Il nous faudra donc des éléments plus précis : ce ne sera pas « au cas par cas ». Les randonneurs et trekkeurs sont nos fenêtres sur le monde, ils reviennent porteurs de modestie, témoins de diversité, chargés de richesses à partager. Ils ne sont pas partis, eux, pour exploiter des travailleurs mal protégés, ils ne laissent pas derrière eux des fonds marins ravagés ou des terrils contaminés sur des terrains uranifères. Paradoxalement, ce sont ces derniers « voyageurs » que votre rédaction de l’article 13 protège, ceux dont les grands groupes dont ils sont les employés ont bien les moyens d’assurer le secours – tout comme elle protège les « conseillers de la DGSE » français enregistrés comme journalistes à l’hôtel Sahafi et capturés en Somalie cet été…
N’envoyons pas des messages de peur, n’entretenons pas l’idée que, les autres, c’est le danger. « Nourrissons-nous de l’échange », nous exhortiez-vous il y a quelques heures ; et M. Gouteyron : « Ne restons pas enfermés dans nos murs ».
Tout ce que je veux dire, c’est que des précisions s’imposent pour que ces deux articles permettent de prévenir les excès sans devenir une invitation à rester enfermés dans l’espace étriqué de nos frontières. Votre réponse « au cas par cas » s’accommode mal de l’égalité des citoyens devant la loi et de la précision nécessaire du décret.
M. le président. L’amendement n° 3 rectifié, présenté par MM. Cointat, Cantegrit, del Picchia, Ferrand et Frassa, Mme Garriaud-Maylam, M. Guerry et Mme Kammermann, est ainsi libellé :
Avant l’alinéa 1
Insérer un alinéa ainsi rédigé :
L’État informe le public des risques encourus lors de déplacements à l’étranger.
La parole est à M. Christian Cointat.
M. Christian Cointat. Il s’agit d’un amendement en quelque sorte de coordination.

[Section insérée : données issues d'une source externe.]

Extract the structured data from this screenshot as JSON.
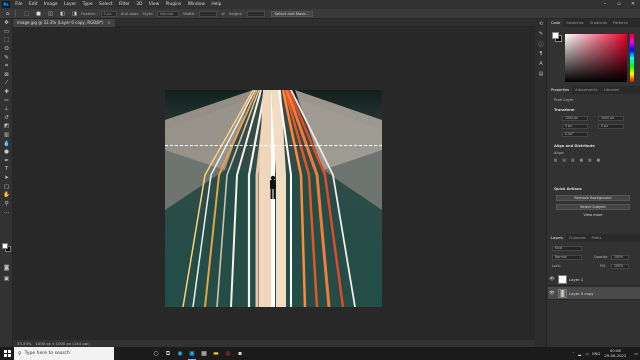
{
  "app": {
    "title": "Adobe Photoshop",
    "logo": "Ps"
  },
  "menu": [
    "File",
    "Edit",
    "Image",
    "Layer",
    "Type",
    "Select",
    "Filter",
    "3D",
    "View",
    "Plugins",
    "Window",
    "Help"
  ],
  "options_bar": {
    "feather_label": "Feather:",
    "feather_value": "0 px",
    "antialias_label": "Anti-alias",
    "style_label": "Style:",
    "style_value": "Normal",
    "width_label": "Width:",
    "height_label": "Height:",
    "select_mask_button": "Select and Mask..."
  },
  "document_tab": {
    "label": "image.jpg @ 33.3% (Layer 0 copy, RGB/8*)",
    "close": "×"
  },
  "status_bar": {
    "zoom": "33.33%",
    "doc_info": "1000 px x 1000 px (144 ppi)"
  },
  "panels": {
    "color": {
      "tabs": [
        "Color",
        "Swatches",
        "Gradients",
        "Patterns"
      ],
      "fg_color": "#ffffff",
      "bg_color": "#000000",
      "hue_color": "#e8002c"
    },
    "properties": {
      "tabs": [
        "Properties",
        "Adjustments",
        "Libraries"
      ],
      "kind": "Pixel Layer",
      "transform_header": "Transform",
      "w": "1000 px",
      "h": "1000 px",
      "x": "0 px",
      "y": "0 px",
      "angle": "0.00°",
      "align_header": "Align and Distribute",
      "align_label": "Align:",
      "quick_header": "Quick Actions",
      "remove_bg": "Remove Background",
      "select_subject": "Select Subject",
      "view_more": "View more"
    },
    "layers": {
      "tabs": [
        "Layers",
        "Channels",
        "Paths"
      ],
      "filter_kind": "Kind",
      "blend_mode": "Normal",
      "opacity_label": "Opacity:",
      "opacity_value": "100%",
      "lock_label": "Lock:",
      "fill_label": "Fill:",
      "fill_value": "100%",
      "items": [
        {
          "name": "Layer 1",
          "selected": false
        },
        {
          "name": "Layer 0 copy",
          "selected": true
        }
      ]
    }
  },
  "taskbar": {
    "search_placeholder": "Type here to search",
    "time": "00:08",
    "date": "29-06-2022",
    "lang": "ENG"
  },
  "photo": {
    "figure_present": true
  }
}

En effet, il est prévu dans le projet de loi que l’État peut demander le remboursement des frais de secours si les personnes se sont délibérément exposées aux risques encourus. Je trouve cela normal, et j’approuve cette disposition. Cependant, si l’on veut éviter des contentieux, il faut préciser dans la loi que l’État informe des risques encourus. Ainsi, il pourra, le cas échéant, demander le remboursement des frais.
Cet amendement tend donc à établir un parallélisme des formes, à instaurer un équilibre dans la rédaction : si les voyageurs sont informés, ils doivent faire attention ; s’ils ne le sont pas, il peut y avoir contentieux.
M. le président. Quel est l’avis de la commission ?
M. Joseph Kergueris, rapporteur. Cet amendement vise à reconnaître aux citoyens une sorte de « droit à l’information » sur les risques qu’ils encourent lors de déplacements à l’étranger. Or, inscrire un tel droit dans la loi revient à lui conférer une valeur juridique et conduira à une relative « juridicisation » des fiches de conseil aux voyageurs : les ressortissants français pourront se retourner contre l’État s’ils estiment ne pas avoir été suffisamment avertis des risques encourus dans telle ou telle région du monde.
L’article 13 fonde juridiquement l’État à exiger, s’il le juge nécessaire, le remboursement des frais qu’il aura engagés. Il n’est donc pas excessif. Nous devons soigneusement veiller à conserver à cette disposition un caractère relativement général, sauf à ouvrir un contentieux qui pourrait placer l’État dans des situations très difficiles entraînant éventuellement des coûts budgétaires importants.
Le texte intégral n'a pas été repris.